Artikel 28 Besluiten van het bestuur kunnen bij of krachtens de statuten worden onderworpen aan de goedkeuring van de raad van commissarissen en de algemene vergadering, voor zover uit de wet niet anders voortvloeit.
Artikel 29 1 Indien een toegelaten instelling naar het oordeel van haar bestuur niet geheel voldoet aan de door de autoriteit kenbaar gemaakte normen inzake de financiële continuïteit van toegelaten instellingen, en maatregelen harerzijds om binnen tien jaar aan die situatie een einde te maken niet mogelijk zijn, doch de financiële middelen aanwezig zijn om haar werkzaamheden te kunnen voortzetten, verzoekt dat bestuur de adviescommissie noodzakelijke werkzaamheden om een advies als bedoeld in artikel 56a, tweede lid. Indien zeven jaar zijn verstreken na het uitbrengen van het advies en de situatie, bedoeld in de eerste volzin, zich nog altijd voordoet, verzoekt het bestuur de adviescommissie noodzakelijke werkzaamheden wederom om een advies.

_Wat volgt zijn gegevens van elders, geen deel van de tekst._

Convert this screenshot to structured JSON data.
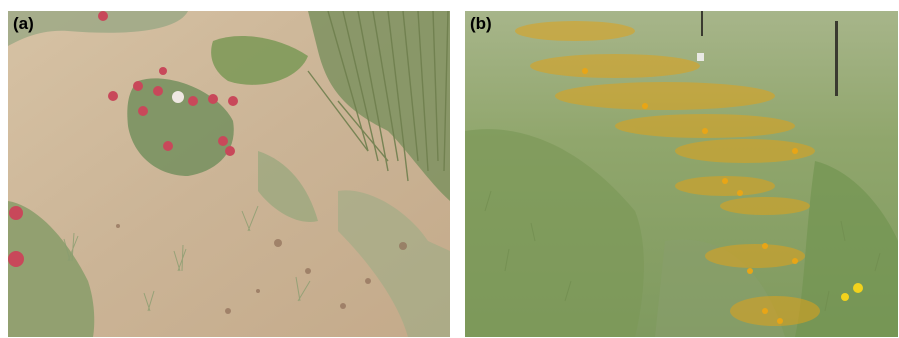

2 Indien naar het oordeel van het bestuur bij een toegelaten instelling of een met haar verbonden onderneming de financiële middelen ontbreken om haar werkzaamheden te kunnen voortzetten, meldt het dat onverwijld aan Onze Minister en de borgingsvoorziening. Het bestuur stelt voorts een plan voor financiële sanering van de toegelaten instelling op, indien de situatie, bedoeld in de eerste volzin, betrekking heeft op of gevolgen heeft voor het kunnen voortzetten van werkzaamheden als genoemd en bedoeld in het bepaalde bij en krachtens artikel 47, eerste lid, onderdelen a tot en met g.
3 Indien naar het oordeel van het bestuur een toegelaten instelling in enig kalenderjaar niet zal voldoen aan artikel 48, eerste lid, eerste volzin, meldt het dat onverwijld aan Onze Minister en aan degenen voor wie toepassing van artikel 48, achtste lid, tweede volzin, overigens directe gevolgen kan hebben.
4 Bij of krachtens algemene maatregel van bestuur kunnen nadere regels worden gesteld over de situatie, bedoeld in het eerste lid, eerste volzin.
Artikel 29a 1 Het bestuur van de toegelaten instelling of een dochtermaatschappij doet onverwijld, op diens verzoek of eigener beweging, aan de raad van commissarissen of Onze Minister mededeling van alle feiten en omstandigheden met betrekking tot welke het voor dat bestuur duidelijk is of redelijkerwijs duidelijk zou moeten zijn dat zij van invloed kunnen zijn op enig door hem te nemen besluit omtrent de goedkeuring van enig door dat bestuur daartoe aan hem ingevolge dit hoofdstuk voorgelegd plan of voornemen.
2 Het opzettelijk niet voldoen aan het eerste lid is een overtreding.
Artikel 29b Het bestuur voorziet in het behouden en ontwikkelen van de kennis en de vaardigheden die met inachtneming van het bij en krachtens deze wet bepaalde noodzakelijk zijn voor het geschikt blijven van natuurlijke personen voor het lidmaatschap van het bestuur.